Senin, 25 Oktober 2010

Hukum Penyelesaian Sengketa Internasional II

Konsep Penggunaan Kekuatan dan Penentangan Terhadapnya Dalam Perspektif Hukum Internasional

Negara- negara di dunia seringkali menggunakan kekuatan bersenjata (perang) untuk menentang negara lain, namun adalah suatau kekeliruan apabila kenyataan ini dijadikan sebagai bukti dari kegagalan hukum internasional. Salah satu tugas hukum ketika dihadapkan kenyataan di atas adalah mengatur penggunaan kekuatan yang dilakukan oleh anggota masyarakatnya. Pengaturan atas penggunaan kekuatan itu bisa dilakukan dalam 2 jalan, yakni:

1. Menetapkan suatu kewajiban pokok bagi negara- negara untuk tidak menggunakan kekuatan dalam menyelesaikan sengketa mereka;

2. Memberi suatu prosedur dimana masyarakat internasional itu sendiri diizinkan untuk menggunakan.
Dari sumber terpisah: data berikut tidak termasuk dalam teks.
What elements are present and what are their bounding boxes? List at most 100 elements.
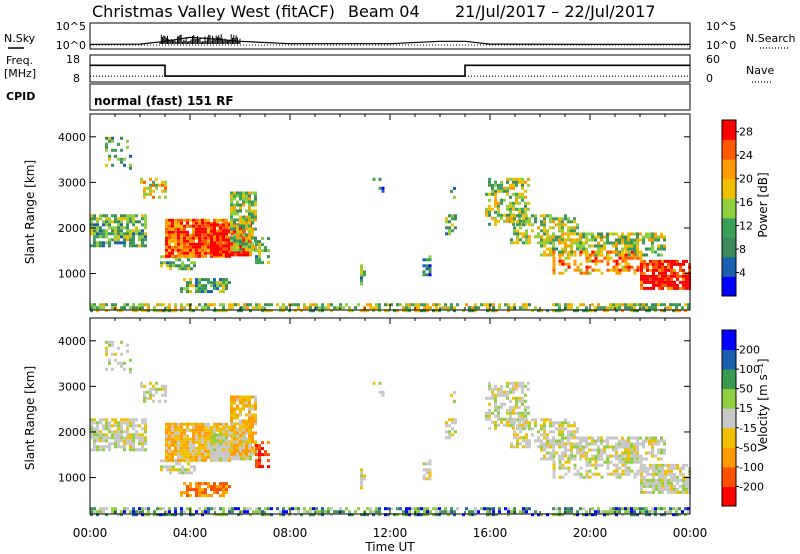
velocity-cell xyxy=(102,510,105,514)
velocity-cell xyxy=(585,439,588,443)
power-cell xyxy=(663,247,666,251)
velocity-cell xyxy=(525,439,528,443)
velocity-cell xyxy=(679,466,682,470)
power-cell xyxy=(655,277,658,281)
power-cell xyxy=(90,229,93,233)
power-cell xyxy=(509,201,512,205)
velocity-cell xyxy=(183,437,186,441)
velocity-cell xyxy=(219,448,222,452)
velocity-cell xyxy=(606,510,609,514)
velocity-cell xyxy=(603,439,606,443)
velocity-cell xyxy=(195,494,198,498)
power-cell xyxy=(435,309,438,313)
power-cell xyxy=(375,303,378,307)
power-cell xyxy=(512,186,515,190)
power-cell xyxy=(228,253,231,257)
velocity-cell xyxy=(126,507,129,511)
velocity-cell xyxy=(451,433,454,437)
velocity-cell xyxy=(207,482,210,486)
power-cell xyxy=(636,309,639,313)
power-cell xyxy=(165,242,168,246)
power-cell xyxy=(204,227,207,231)
velocity-cell xyxy=(248,410,251,414)
power-cell xyxy=(225,229,228,233)
velocity-cell xyxy=(138,436,141,440)
velocity-cell xyxy=(251,446,254,450)
power-cell xyxy=(192,248,195,252)
velocity-cell xyxy=(684,507,687,511)
velocity-cell xyxy=(171,437,174,441)
velocity-cell xyxy=(233,428,236,432)
power-cell xyxy=(143,192,146,196)
velocity-cell xyxy=(654,436,657,440)
power-cell xyxy=(117,238,120,242)
velocity-cell xyxy=(661,472,664,476)
velocity-cell xyxy=(144,424,147,428)
velocity-cell xyxy=(198,425,201,429)
power-cell xyxy=(264,246,267,250)
velocity-cell xyxy=(649,472,652,476)
velocity-cell xyxy=(579,454,583,458)
power-cell xyxy=(564,241,567,245)
power-cell xyxy=(543,238,546,242)
power-cell xyxy=(420,303,423,307)
power-cell xyxy=(248,203,251,207)
power-cell xyxy=(685,280,688,284)
velocity-cell xyxy=(230,401,233,405)
velocity-cell xyxy=(561,451,564,455)
power-cell xyxy=(245,245,248,249)
power-cell xyxy=(606,256,610,260)
velocity-cell xyxy=(251,407,254,411)
velocity-cell xyxy=(111,510,114,514)
power-cell xyxy=(516,241,519,245)
velocity-cell xyxy=(126,439,129,443)
power-cell xyxy=(164,183,167,187)
velocity-cell xyxy=(99,421,102,425)
velocity-cell xyxy=(225,491,228,495)
power-cell xyxy=(531,223,534,227)
velocity-cell xyxy=(531,433,534,437)
power-cell xyxy=(111,238,114,242)
velocity-cell xyxy=(670,469,673,473)
power-cell xyxy=(132,244,135,248)
power-cell xyxy=(582,271,586,275)
power-cell xyxy=(597,241,600,245)
power-cell xyxy=(573,262,577,266)
velocity-cell xyxy=(597,448,600,452)
power-cell xyxy=(93,241,96,245)
velocity-cell xyxy=(192,449,195,453)
power-cell xyxy=(213,250,216,254)
velocity-cell xyxy=(117,433,120,437)
power-cell xyxy=(177,236,180,240)
power-cell xyxy=(506,186,509,190)
velocity-cell xyxy=(516,427,519,431)
power-cell xyxy=(450,303,453,307)
velocity-cell xyxy=(245,425,248,429)
station-title: Christmas Valley West (fitACF) xyxy=(92,2,335,21)
power-cell xyxy=(240,306,243,310)
power-cell xyxy=(513,214,516,218)
power-cell xyxy=(93,235,96,239)
y-tick-label: 2000 xyxy=(58,426,86,439)
power-cell xyxy=(567,220,570,224)
power-cell xyxy=(222,306,225,310)
power-cell xyxy=(678,303,681,307)
power-cell xyxy=(448,214,451,218)
power-cell xyxy=(428,264,432,268)
velocity-cell xyxy=(552,451,555,455)
velocity-cell xyxy=(615,510,618,514)
velocity-cell xyxy=(230,425,233,429)
power-cell xyxy=(627,241,630,245)
velocity-cell xyxy=(239,419,242,423)
velocity-cell xyxy=(564,445,567,449)
power-cell xyxy=(219,235,222,239)
power-cell xyxy=(204,242,207,246)
velocity-cell xyxy=(186,443,189,447)
power-cell xyxy=(525,306,528,310)
velocity-cell xyxy=(663,448,666,452)
power-cell xyxy=(248,218,251,222)
power-cell xyxy=(245,191,248,195)
power-cell xyxy=(201,290,204,294)
velocity-cell xyxy=(233,452,236,456)
power-cell xyxy=(126,229,129,233)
Cara yang disebut pertama di atas diklasifikasikan ke dalam kelompok Hukum Menentang Perang atau dikenal dengan The Law Against War, sedang cara yang terakhir dikenal sebagai sebagai konsep penggunaan kekuatan unilateral atau aturan penggunaan kekuatan kolektif.

Konsep Penggunaan Kekuatan Dalam Perspektif Hukum Internasional

a. Penggunaan Kekuatan Unilateral

Sebagaimana telah disebutkan sebelumnya bahwa penggunaan kekuatan bisa dibedakan atas penggunaan kekuatan unilateral dan penggunaan kekuatan kolektif. Penggunaan kekuatan unilateral terjadi bilamana penggunaan kekuatan tersebut dilakukan tanpa memperoleh kewenangan dari suatu organisasi internasional yang kompeten, seperti Dewan Keamanan PBB, oleh karena itu penggunaan kekuatan ini bisa saja diganti atau ditangguhkan oleh keamanan kolektif. Begitupun tindakan unilateral ini mungkin saja pada saat bersamaan mendapat kewenangan dari suatu organisasi yang berkompeten.

Sebagai contoh dari tindakan unilateral tersebut antara lain adalah invasi Vietnam terhadap Kamboja (1978- 1979). Penggunaan kekuatan yang memiliki kedua elemen di atas (unilateral dan kolektif) dapat dilihat dalam kasus invasi yang dilakukan oleh Irak terhadap Kuwait pada tahun 1990 yang menimbulkan respons dari masyarakat internasional.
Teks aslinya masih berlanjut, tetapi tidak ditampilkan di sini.